Houston is also the buckle of the Bible Belt. People pray here, not just in their prayer closets. It is not unusual to see people bow their heads in restaurants to ask a blessing together before meals. While all faiths are practiced here, part of the ease of interaction in the city is a product of the predominant Christian culture. The private sector flourishes here in for-profit and non-profit realms, and there isn’t a human need that someone hasn’t thought to address. Houston has well-developed civic muscle in its non-profits with scores of effective faith-based organizations and charities supported by a generous donors, many of whom are followers of Christ who see charitable giving as part of their Christian duty. The leaders of these organizations make an effort to collaborate, so when a disaster strikes nobody waits around to be told what to do. From the corner office suites to the grassroots workers, people roll up their sleeves and get to work. Volunteering is part of Houston’s DNA. That’s why there were so many mountains of clothes and thousands of volunteers lined up at all the shelters had to be turned away. Houstonians want to help, because that’s what people of true faith do. They put it into practice.

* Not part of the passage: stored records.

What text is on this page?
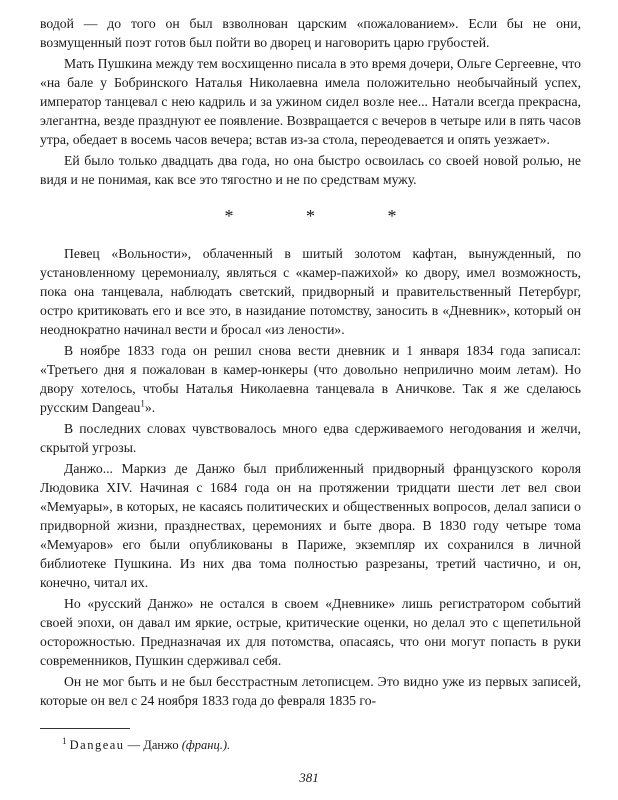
водой — до того он был взволнован царским «пожалованием». Если бы не они, возмущенный поэт готов был пойти во дворец и наговорить царю грубостей.

Мать Пушкина между тем восхищенно писала в это время дочери, Ольге Сергеевне, что «на бале у Бобринского Наталья Николаевна имела положительно необычайный успех, император танцевал с нею кадриль и за ужином сидел возле нее... Натали всегда прекрасна, элегантна, везде празднуют ее появление. Возвращается с вечеров в четыре или в пять часов утра, обедает в восемь часов вечера; встав из-за стола, переодевается и опять уезжает».

Ей было только двадцать два года, но она быстро освоилась со своей новой ролью, не видя и не понимая, как все это тягостно и не по средствам мужу.

* * *

Певец «Вольности», облаченный в шитый золотом кафтан, вынужденный, по установленному церемониалу, являться с «камер-пажихой» ко двору, имел возможность, пока она танцевала, наблюдать светский, придворный и правительственный Петербург, остро критиковать его и все это, в назидание потомству, заносить в «Дневник», который он неоднократно начинал вести и бросал «из лености».

В ноябре 1833 года он решил снова вести дневник и 1 января 1834 года записал: «Третьего дня я пожалован в камер-юнкеры (что довольно неприлично моим летам). Но двору хотелось, чтобы Наталья Николаевна танцевала в Аничкове. Так я же сделаюсь русским Dangeau$^1$».

В последних словах чувствовалось много едва сдерживаемого негодования и желчи, скрытой угрозы.

Данжо... Маркиз де Данжо был приближенный придворный французского короля Людовика XIV. Начиная с 1684 года он на протяжении тридцати шести лет вел свои «Мемуары», в которых, не касаясь политических и общественных вопросов, делал записи о придворной жизни, празднествах, церемониях и быте двора. В 1830 году четыре тома «Мемуаров» его были опубликованы в Париже, экземпляр их сохранился в личной библиотеке Пушкина. Из них два тома полностью разрезаны, третий частично, и он, конечно, читал их.

Но «русский Данжо» не остался в своем «Дневнике» лишь регистратором событий своей эпохи, он давал им яркие, острые, критические оценки, но делал это с щепетильной осторожностью. Предназначая их для потомства, опасаясь, что они могут попасть в руки современников, Пушкин сдерживал себя.

Он не мог быть и не был бесстрастным летописцем. Это видно уже из первых записей, которые он вел с 24 ноября 1833 года до февраля 1835 го-

$^1$ Dangeau — Данжо (франц.).
381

Some of my students in the Honors College at Houston Baptist University joined forces with Phil Tallon and Micah Snell, professors who strapped on tool belts to help flooded professors, student families, and neighbors muck out their houses. The students were quick to see that this was another kind of mission trip, a chance to serve, without leaving the country. They got to experience the giddy satisfaction of demolition and the slithery mess of mud, mold, and slime. They experienced the tragedy of an older woman in denial about her losses, puttering in the garden, too overwhelmed to think where to begin. She waved the group off the first day they were in the neighborhood, but on the second day, they asked more persistently, offering to help her start sorting out dry belongings from everything else ruined in the water. Julia Jimenez said it was poignant to see the woman pulling photographs from sopping old albums, sharing stories about each of the children and events. “She was losing almost all her photos as she pulled them out for the last time. In a way the woman made us her photo album, the repository of her memories.”

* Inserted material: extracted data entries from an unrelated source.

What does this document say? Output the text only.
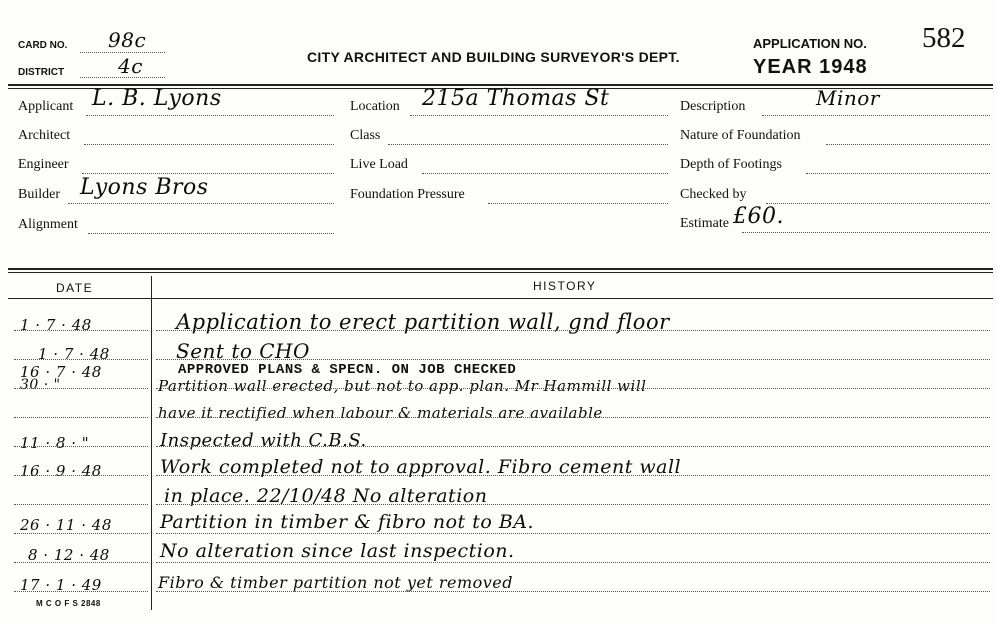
CARD NO. 98c
DISTRICT	4c	CITY ARCHITECT AND BUILDING SURVEYOR'S DEPT.
APPLICATION NO. 582
YEAR 1948
Applicant L. B. Lyons
Architect
Engineer
Builder Lyons Bros
Alignment
Location 215a Thomas St
Class
Live Load
Foundation Pressure
Description	Minor
Nature of Foundation
Depth of Footings
Checked by
Estimate £60.
DATE	HISTORY
1 · 7 · 48	Application to erect partition wall, gnd floor
1 · 7 · 48	Sent to CHO
16 · 7 · 48	APPROVED PLANS & SPECN. ON JOB CHECKED
30 · "	Partition wall erected, but not to app. plan. Mr Hammill will
have it rectified when labour & materials are available
11 · 8 · "	Inspected with C.B.S.
16 · 9 · 48	Work completed not to approval. Fibro cement wall
in place. 22/10/48 No alteration
26 · 11 · 48	Partition in timber & fibro not to BA.
8 · 12 · 48	No alteration since last inspection.
17 · 1 · 49	Fibro & timber partition not yet removed
M C O F S 2848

There is nothing like a Category Four hurricane to force you to think about what really matters. If you can only save a few things in your house, what do you save? Every hurricane that comes here, my list gets shorter and shorter. Now I only want to save the things that can’t be replaced: family photographs; original art work; favorite books out of print. It’s a good exercise in soul-cleaning to think hard about what really matters. Letting go of material possessions can be liberating. It’s just stuff, I keep reminding myself, it’s just stuff.

Now the nation’s eyes have turned to watch Hurricane Irma pummeling Florida, and our hearts go out to the hurricane’s victims. We are nowhere near recovery here, with too many homes still unreachable and swaths of Houston still underwater. Mosquitoes and mold are rampant. Traffic was already congested here, but with sections of major thoroughfares still impassable, commute times that were half an hour can now take three to five times as long. Recovery here will not be a sprint, but a marathon. It will take years. But I am convinced that with God’s grace, the good hearts and can-do attitude in Houston will be enough. The real test will be months from now, after the excitement has died down but the messy part of rebuilding wrecked roads and homes drags on. The acid test will come long after the crisis. Pray that Houston keeps the faith.